The PZ Project

How Literature Found its Way Home

The Birds

Screen capture from Alfred Hitchcock's "The Birds" (1963)

Back in 2007, Hunt and Sorrels Libraries changed our classification system from Dewey Decimal to Library of Congress. This took a massive effort - running reports, relabeling, shifting, and the inevitable problems that an automated transfer couldn’t solve. Terrence Chiusano said there were “a lot of flip-related hassles and fallout with serials too. I remember distinctly the pain of it.” Kristin Heath added “it took me from 2008-2011 to manually reclassify the music scores since 2/3 of them did not automatically convert. I hired a couple of music graduate students to help me finish up since it was taking so long. It was a ton of work.”

My colleagues and I tackled the books that weren’t automatically reclassed, learning more as we worked. One project we literally shelved for later was fiction that fell into a group beginning with PZ, which denotes juvenile literature. Some of these were fairy tales and nursery rhymes, but the majority were adult books you’d never expect in a kids’ section - Virginia Woolf, John Updike, Philip Roth, Joyce Carol Oates, etc.

Reclassing and relocating these books with others by the same author would make them more discoverable for both physical and online browsing. Also, as I reclassed, I imported more complete records including plot summaries, individual short story titles, and subject headings to show the diversity of our collection. For example, I added keywords identifying authors as African American, Jewish, LGBTQ, Jamaican, Kenyan, and so forth. I also added information about novels in translation, and subject headings indicating stories about people with disabilities, factory workers, enslaved persons, slave rebellions and other categories.

The Blacker the BerryFor example, I added this publisher's description to the record for Wallace Thurman’s The Blacker the Berry: “A source of controversy upon its 1929 publication, this novel was the first to openly address color prejudice among black Americans. The author, an active member of the Harlem Renaissance, offers insightful reflections of the era's mood and spirit in an enduringly relevant examination of racial, sexual, and cultural identity."

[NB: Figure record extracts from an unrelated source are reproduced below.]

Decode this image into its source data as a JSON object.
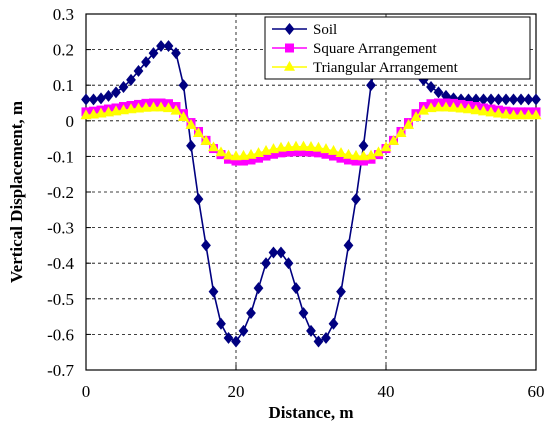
{
  "chart_data": {
    "type": "line",
    "xlabel": "Distance, m",
    "ylabel": "Vertical Displacement, m",
    "xlim": [
      0,
      60
    ],
    "ylim": [
      -0.7,
      0.3
    ],
    "x_ticks": [
      "0",
      "20",
      "40",
      "60"
    ],
    "x_tick_values": [
      0,
      20,
      40,
      60
    ],
    "y_ticks": [
      "0.3",
      "0.2",
      "0.1",
      "0",
      "-0.1",
      "-0.2",
      "-0.3",
      "-0.4",
      "-0.5",
      "-0.6",
      "-0.7"
    ],
    "y_tick_values": [
      0.3,
      0.2,
      0.1,
      0,
      -0.1,
      -0.2,
      -0.3,
      -0.4,
      -0.5,
      -0.6,
      -0.7
    ],
    "grid": "major, dashed",
    "legend_position": "top-right",
    "series": [
      {
        "name": "Soil",
        "color": "#000080",
        "marker": "diamond",
        "x": [
          0,
          1,
          2,
          3,
          4,
          5,
          6,
          7,
          8,
          9,
          10,
          11,
          12,
          13,
          14,
          15,
          16,
          17,
          18,
          19,
          20,
          21,
          22,
          23,
          24,
          25,
          26,
          27,
          28,
          29,
          30,
          31,
          32,
          33,
          34,
          35,
          36,
          37,
          38,
          39,
          40,
          41,
          42,
          43,
          44,
          45,
          46,
          47,
          48,
          49,
          50,
          51,
          52,
          53,
          54,
          55,
          56,
          57,
          58,
          59,
          60
        ],
        "y": [
          0.06,
          0.06,
          0.063,
          0.07,
          0.08,
          0.095,
          0.115,
          0.14,
          0.165,
          0.19,
          0.21,
          0.21,
          0.19,
          0.1,
          -0.07,
          -0.22,
          -0.35,
          -0.48,
          -0.57,
          -0.61,
          -0.62,
          -0.59,
          -0.54,
          -0.47,
          -0.4,
          -0.37,
          -0.37,
          -0.4,
          -0.47,
          -0.54,
          -0.59,
          -0.62,
          -0.61,
          -0.57,
          -0.48,
          -0.35,
          -0.22,
          -0.07,
          0.1,
          0.19,
          0.21,
          0.21,
          0.19,
          0.165,
          0.14,
          0.115,
          0.095,
          0.08,
          0.07,
          0.063,
          0.06,
          0.06,
          0.06,
          0.06,
          0.06,
          0.06,
          0.06,
          0.06,
          0.06,
          0.06,
          0.06
        ]
      },
      {
        "name": "Square Arrangement",
        "color": "#ff00ff",
        "marker": "square",
        "x": [
          0,
          1,
          2,
          3,
          4,
          5,
          6,
          7,
          8,
          9,
          10,
          11,
          12,
          13,
          14,
          15,
          16,
          17,
          18,
          19,
          20,
          21,
          22,
          23,
          24,
          25,
          26,
          27,
          28,
          29,
          30,
          31,
          32,
          33,
          34,
          35,
          36,
          37,
          38,
          39,
          40,
          41,
          42,
          43,
          44,
          45,
          46,
          47,
          48,
          49,
          50,
          51,
          52,
          53,
          54,
          55,
          56,
          57,
          58,
          59,
          60
        ],
        "y": [
          0.025,
          0.027,
          0.03,
          0.033,
          0.036,
          0.04,
          0.043,
          0.046,
          0.049,
          0.05,
          0.05,
          0.048,
          0.04,
          0.02,
          -0.005,
          -0.03,
          -0.055,
          -0.078,
          -0.095,
          -0.108,
          -0.113,
          -0.113,
          -0.11,
          -0.105,
          -0.099,
          -0.094,
          -0.09,
          -0.088,
          -0.087,
          -0.087,
          -0.088,
          -0.09,
          -0.094,
          -0.099,
          -0.105,
          -0.11,
          -0.113,
          -0.113,
          -0.108,
          -0.095,
          -0.078,
          -0.055,
          -0.03,
          -0.005,
          0.02,
          0.04,
          0.048,
          0.05,
          0.05,
          0.049,
          0.046,
          0.043,
          0.04,
          0.036,
          0.033,
          0.03,
          0.027,
          0.025,
          0.025,
          0.025,
          0.025
        ]
      },
      {
        "name": "Triangular Arrangement",
        "color": "#ffff00",
        "marker": "triangle",
        "x": [
          0,
          1,
          2,
          3,
          4,
          5,
          6,
          7,
          8,
          9,
          10,
          11,
          12,
          13,
          14,
          15,
          16,
          17,
          18,
          19,
          20,
          21,
          22,
          23,
          24,
          25,
          26,
          27,
          28,
          29,
          30,
          31,
          32,
          33,
          34,
          35,
          36,
          37,
          38,
          39,
          40,
          41,
          42,
          43,
          44,
          45,
          46,
          47,
          48,
          49,
          50,
          51,
          52,
          53,
          54,
          55,
          56,
          57,
          58,
          59,
          60
        ],
        "y": [
          0.015,
          0.017,
          0.02,
          0.023,
          0.026,
          0.029,
          0.032,
          0.034,
          0.036,
          0.037,
          0.037,
          0.035,
          0.028,
          0.01,
          -0.012,
          -0.035,
          -0.057,
          -0.075,
          -0.089,
          -0.098,
          -0.1,
          -0.099,
          -0.096,
          -0.091,
          -0.085,
          -0.08,
          -0.076,
          -0.074,
          -0.073,
          -0.073,
          -0.074,
          -0.076,
          -0.08,
          -0.085,
          -0.091,
          -0.096,
          -0.099,
          -0.1,
          -0.098,
          -0.089,
          -0.075,
          -0.057,
          -0.035,
          -0.012,
          0.01,
          0.028,
          0.035,
          0.037,
          0.037,
          0.036,
          0.034,
          0.032,
          0.029,
          0.026,
          0.023,
          0.02,
          0.017,
          0.015,
          0.015,
          0.015,
          0.015
        ]
      }
    ]
  }
}
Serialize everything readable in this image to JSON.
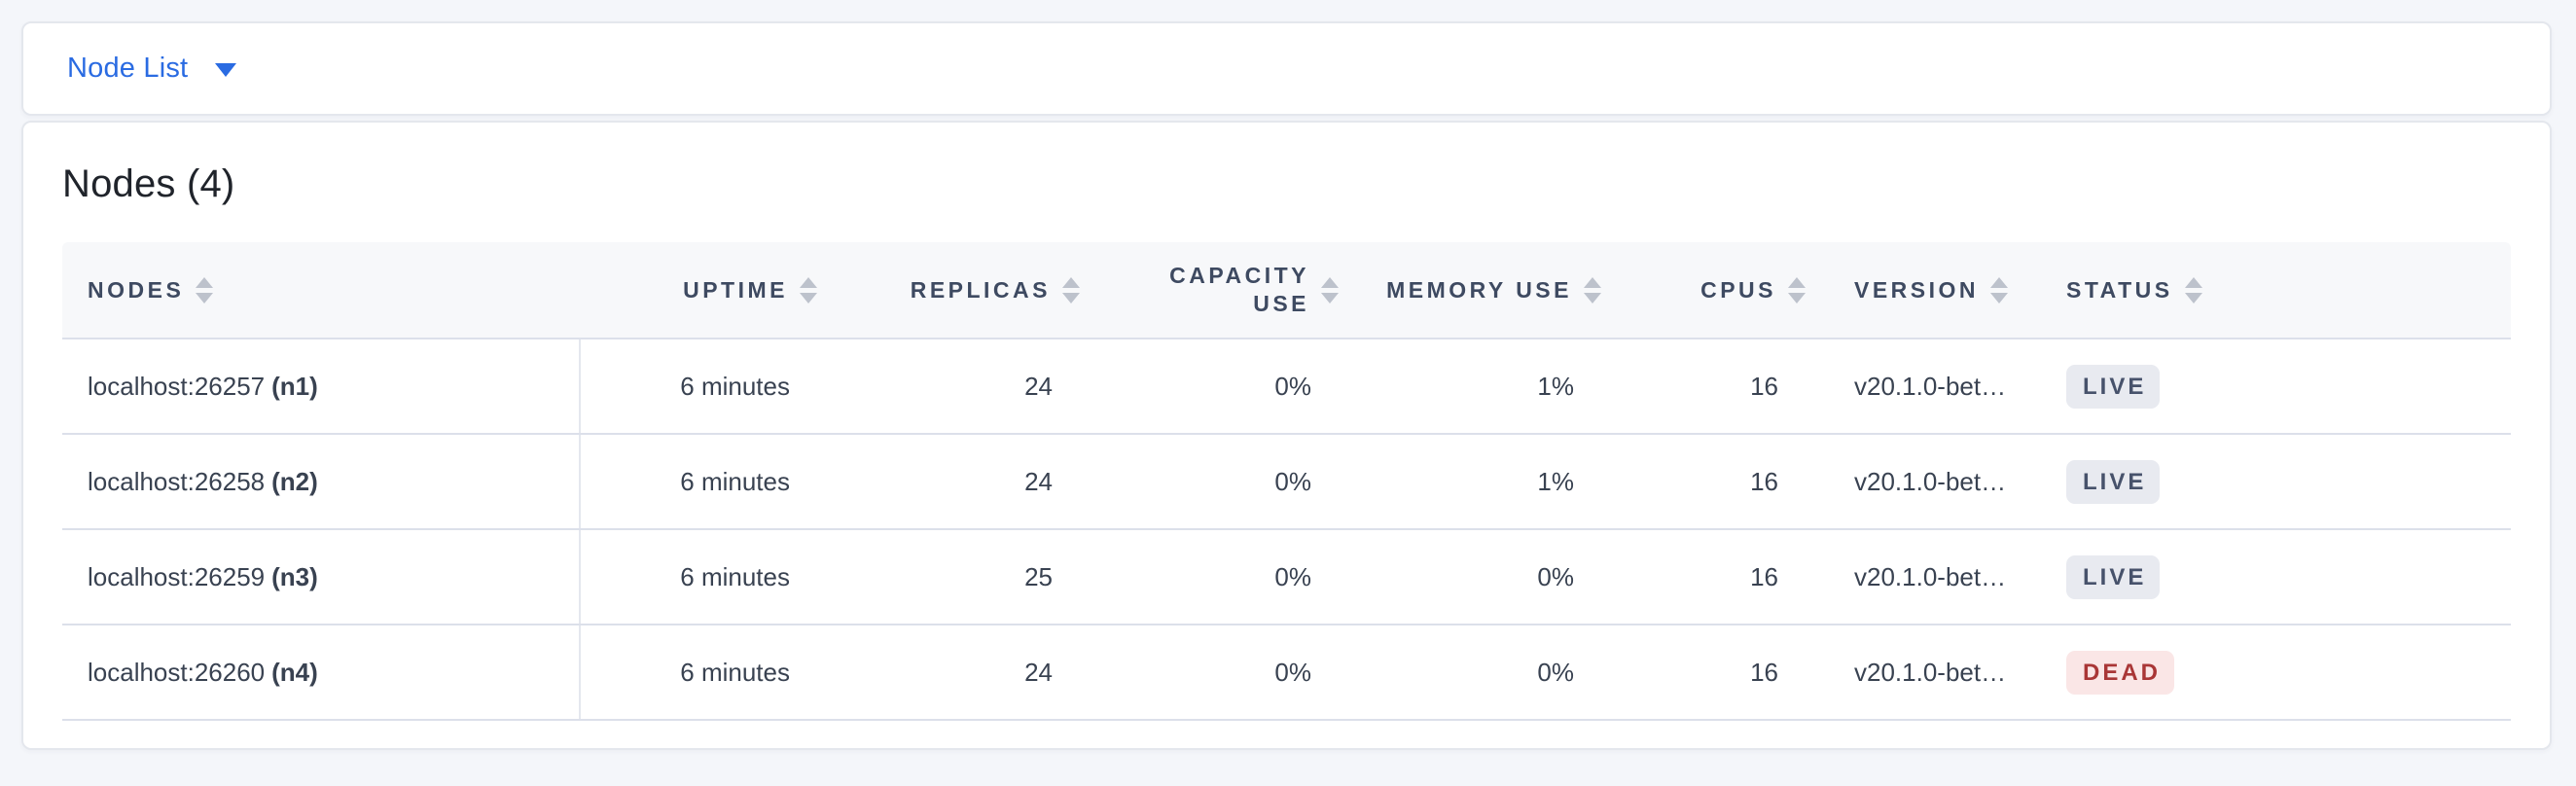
{
  "toolbar": {
    "dropdown_label": "Node List"
  },
  "panel": {
    "title": "Nodes (4)"
  },
  "table": {
    "columns": [
      {
        "key": "nodes",
        "label": "NODES",
        "align": "left",
        "sortable": true
      },
      {
        "key": "uptime",
        "label": "UPTIME",
        "align": "right",
        "sortable": true
      },
      {
        "key": "replicas",
        "label": "REPLICAS",
        "align": "right",
        "sortable": true
      },
      {
        "key": "capacity",
        "label": "CAPACITY USE",
        "align": "right",
        "sortable": true
      },
      {
        "key": "memory",
        "label": "MEMORY USE",
        "align": "right",
        "sortable": true
      },
      {
        "key": "cpus",
        "label": "CPUS",
        "align": "right",
        "sortable": true
      },
      {
        "key": "version",
        "label": "VERSION",
        "align": "left",
        "sortable": true
      },
      {
        "key": "status",
        "label": "STATUS",
        "align": "left",
        "sortable": true
      }
    ],
    "rows": [
      {
        "address": "localhost:26257",
        "node_id": "(n1)",
        "uptime": "6 minutes",
        "replicas": "24",
        "capacity": "0%",
        "memory": "1%",
        "cpus": "16",
        "version": "v20.1.0-bet…",
        "status": "LIVE"
      },
      {
        "address": "localhost:26258",
        "node_id": "(n2)",
        "uptime": "6 minutes",
        "replicas": "24",
        "capacity": "0%",
        "memory": "1%",
        "cpus": "16",
        "version": "v20.1.0-bet…",
        "status": "LIVE"
      },
      {
        "address": "localhost:26259",
        "node_id": "(n3)",
        "uptime": "6 minutes",
        "replicas": "25",
        "capacity": "0%",
        "memory": "0%",
        "cpus": "16",
        "version": "v20.1.0-bet…",
        "status": "LIVE"
      },
      {
        "address": "localhost:26260",
        "node_id": "(n4)",
        "uptime": "6 minutes",
        "replicas": "24",
        "capacity": "0%",
        "memory": "0%",
        "cpus": "16",
        "version": "v20.1.0-bet…",
        "status": "DEAD"
      }
    ]
  },
  "colors": {
    "accent_blue": "#2A6BE2",
    "live_badge_bg": "#E8EAF0",
    "live_badge_text": "#47526B",
    "dead_badge_bg": "#FAE6E6",
    "dead_badge_text": "#A93636"
  }
}
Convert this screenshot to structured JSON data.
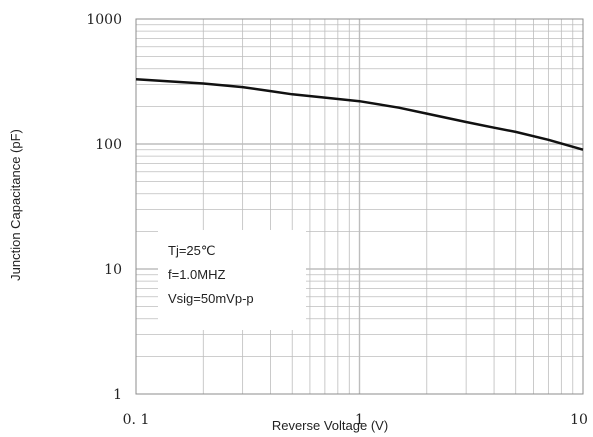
{
  "chart_data": {
    "type": "line",
    "xlabel": "Reverse Voltage (V)",
    "ylabel": "Junction Capacitance (pF)",
    "x_scale": "log",
    "y_scale": "log",
    "xlim": [
      0.1,
      10
    ],
    "ylim": [
      1,
      1000
    ],
    "x_ticks": [
      "0. 1",
      "1",
      "10"
    ],
    "y_ticks": [
      "1",
      "10",
      "100",
      "1000"
    ],
    "grid": true,
    "annotation": {
      "lines": [
        "Tj=25℃",
        "f=1.0MHZ",
        "Vsig=50mVp-p"
      ]
    },
    "series": [
      {
        "x": [
          0.1,
          0.15,
          0.2,
          0.3,
          0.4,
          0.5,
          0.7,
          1.0,
          1.5,
          2.0,
          3.0,
          4.0,
          5.0,
          7.0,
          10.0
        ],
        "y": [
          330,
          315,
          305,
          285,
          265,
          250,
          235,
          220,
          195,
          175,
          150,
          135,
          125,
          108,
          90
        ]
      }
    ],
    "colors": {
      "line": "#111111",
      "grid": "#bdbdbd",
      "frame": "#8c8c8c"
    }
  }
}
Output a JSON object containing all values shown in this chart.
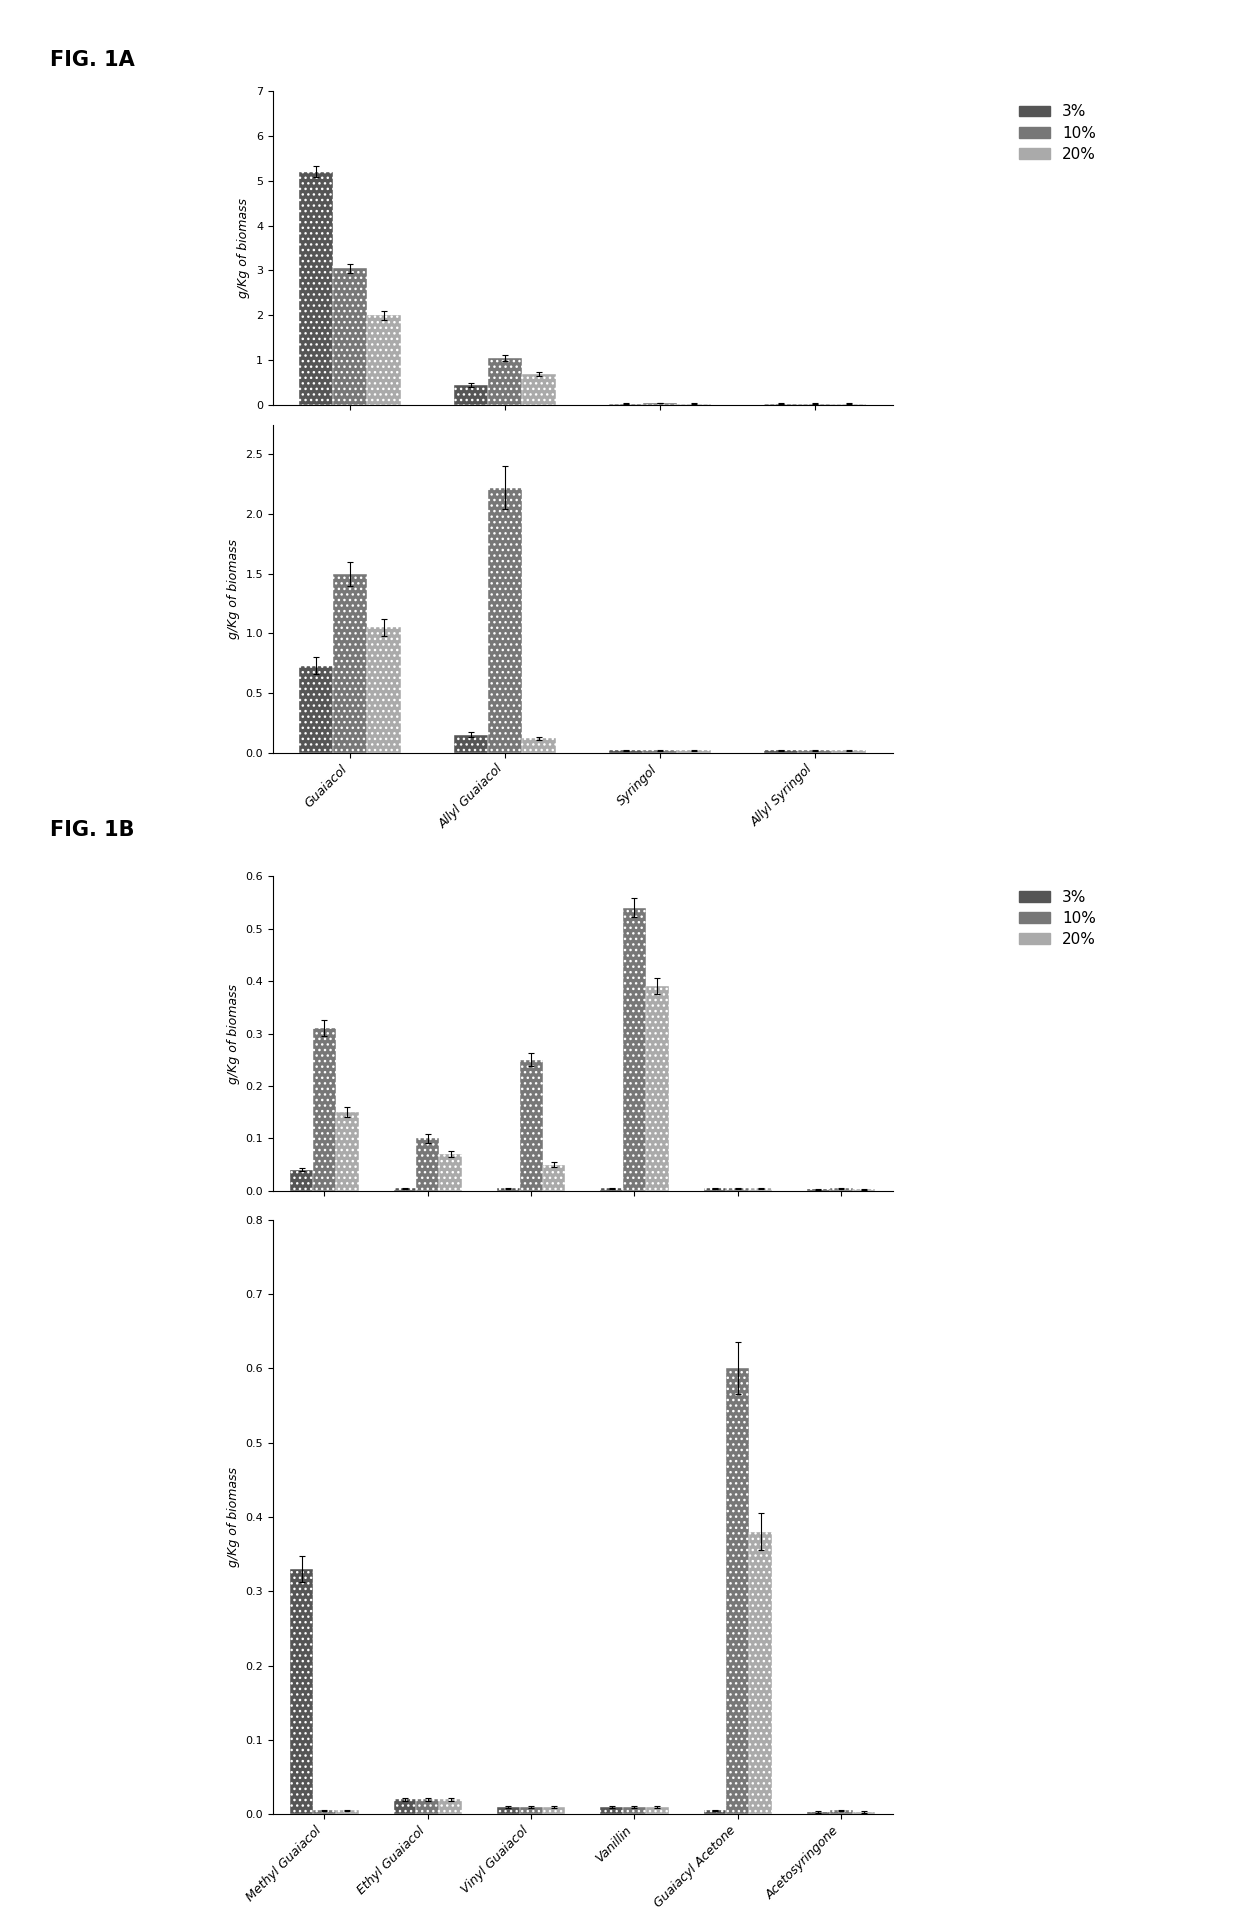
{
  "fig1a_top": {
    "categories": [
      "Guaiacol",
      "Allyl Guaiacol",
      "Syringol",
      "Allyl Syringol"
    ],
    "series_3pct": [
      5.2,
      0.45,
      0.04,
      0.04
    ],
    "series_10pct": [
      3.05,
      1.05,
      0.05,
      0.04
    ],
    "series_20pct": [
      2.0,
      0.7,
      0.04,
      0.04
    ],
    "errors_3pct": [
      0.12,
      0.04,
      0.005,
      0.005
    ],
    "errors_10pct": [
      0.1,
      0.07,
      0.005,
      0.005
    ],
    "errors_20pct": [
      0.1,
      0.05,
      0.005,
      0.005
    ],
    "ylim": [
      0,
      7
    ],
    "yticks": [
      0,
      1,
      2,
      3,
      4,
      5,
      6,
      7
    ],
    "ylabel": "g/Kg of biomass"
  },
  "fig1a_bottom": {
    "categories": [
      "Guaiacol",
      "Allyl Guaiacol",
      "Syringol",
      "Allyl Syringol"
    ],
    "series_3pct": [
      0.73,
      0.15,
      0.02,
      0.02
    ],
    "series_10pct": [
      1.5,
      2.22,
      0.02,
      0.02
    ],
    "series_20pct": [
      1.05,
      0.12,
      0.02,
      0.02
    ],
    "errors_3pct": [
      0.07,
      0.02,
      0.005,
      0.005
    ],
    "errors_10pct": [
      0.1,
      0.18,
      0.005,
      0.005
    ],
    "errors_20pct": [
      0.07,
      0.01,
      0.005,
      0.005
    ],
    "ylim": [
      0,
      2.75
    ],
    "yticks": [
      0,
      0.5,
      1.0,
      1.5,
      2.0,
      2.5
    ],
    "ylabel": "g/Kg of biomass"
  },
  "fig1b_top": {
    "categories": [
      "Methyl Guaiacol",
      "Ethyl Guaiacol",
      "Vinyl Guaiacol",
      "Vanillin",
      "Guaiacyl Acetone",
      "Acetosyringone"
    ],
    "series_3pct": [
      0.04,
      0.005,
      0.005,
      0.005,
      0.005,
      0.003
    ],
    "series_10pct": [
      0.31,
      0.1,
      0.25,
      0.54,
      0.005,
      0.005
    ],
    "series_20pct": [
      0.15,
      0.07,
      0.05,
      0.39,
      0.005,
      0.003
    ],
    "errors_3pct": [
      0.003,
      0.001,
      0.001,
      0.001,
      0.001,
      0.001
    ],
    "errors_10pct": [
      0.015,
      0.008,
      0.012,
      0.018,
      0.001,
      0.001
    ],
    "errors_20pct": [
      0.01,
      0.005,
      0.004,
      0.015,
      0.001,
      0.001
    ],
    "ylim": [
      0,
      0.6
    ],
    "yticks": [
      0,
      0.1,
      0.2,
      0.3,
      0.4,
      0.5,
      0.6
    ],
    "ylabel": "g/Kg of biomass"
  },
  "fig1b_bottom": {
    "categories": [
      "Methyl Guaiacol",
      "Ethyl Guaiacol",
      "Vinyl Guaiacol",
      "Vanillin",
      "Guaiacyl Acetone",
      "Acetosyringone"
    ],
    "series_3pct": [
      0.33,
      0.02,
      0.01,
      0.01,
      0.005,
      0.003
    ],
    "series_10pct": [
      0.005,
      0.02,
      0.01,
      0.01,
      0.6,
      0.005
    ],
    "series_20pct": [
      0.005,
      0.02,
      0.01,
      0.01,
      0.38,
      0.003
    ],
    "errors_3pct": [
      0.018,
      0.002,
      0.001,
      0.001,
      0.001,
      0.001
    ],
    "errors_10pct": [
      0.001,
      0.002,
      0.001,
      0.001,
      0.035,
      0.001
    ],
    "errors_20pct": [
      0.001,
      0.002,
      0.001,
      0.001,
      0.025,
      0.001
    ],
    "ylim": [
      0,
      0.8
    ],
    "yticks": [
      0,
      0.1,
      0.2,
      0.3,
      0.4,
      0.5,
      0.6,
      0.7,
      0.8
    ],
    "ylabel": "g/Kg of biomass"
  },
  "bar_hatches": [
    "...",
    "...",
    "..."
  ],
  "bar_colors": [
    "#555555",
    "#777777",
    "#aaaaaa"
  ],
  "legend_labels": [
    "3%",
    "10%",
    "20%"
  ],
  "bar_width": 0.22,
  "background_color": "#ffffff",
  "fig1a_label": "FIG. 1A",
  "fig1b_label": "FIG. 1B"
}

On a lighter note, I imported genre listings such as Detective fiction, Mystery fiction, Science fiction, and a new one to me, Steampunk fiction. By the way, if you enjoy science fiction, we have many in our collection. We also have quite a few Mickey Spillane and Dick Francis novels.

When we had a larger staff, we used to initial all the books we cataloged. As I worked, I saw the initials of my former colleagues. Ann Marshall was the department head when I started, in the era of the card catalog. Melva Reynovich remembered when the library was located on the 3rd floor of Baker Hall, and helped to catch books as they slid down a chute from their old home to the new Hunt Library building.

Other things I learned while reclassifying PZ books:

She might be famous for Little Women, but Louisa May Alcott also wrote gory, gruesome “thriller” novelettes to support her family. Check them out in Behind a Mask: The Unknown Thrillers of Louisa May Alcott.

The Land That Time Forgot, a description I use for certain wooded parts of Pittsburgh, is actually a novel by Edgar Rice Burroughs, creator of Tarzan.

I found more than a few books marked “Missing” in our online catalog, which was satisfying.

It was also satisfying to see books by writers like Gertrude Stein, John Steinbeck, and James Thurber restored to their family, and to see Toni Morrison’s magnificent Sula shelved by her other works.

Ernest J. Gaines’ Autobiography of Miss Jane Pittman reminded me of the TV movie and the power and genius of Cecily Tyson. Now the book will sit beside A Gathering of Old Men and A Lesson Before Dying.

A Walk on the Wild Side was the title of a 1956 Nelson Algren book before it was a Lou Reed song. Algren also wrote The Man with the Golden Arm in 1949; Frank Sinatra played the lead in the 1956 movie (DVD-1821).

I found, in the collection Alfred Hitchcock Presents: My Favorites in Suspense, that he took “The Birds” from a short story by Daphne Du Maurier. The short story makes more sense, not connecting the bird attacks to one person, but framing them as an end-of-the-world scenario, which is even scarier. See for yourself: (DVD-376) versus the story.

I ran into many other books that were made into movies. Hmm, this could be another blog series: Which is better, the movie or the book? For example:

Over a year, and roughly 1,250 books later, the PZ Project is done. Many thanks to Leah Zande for relabeling and Access Services staff for reshelving. Enjoy your summer reading!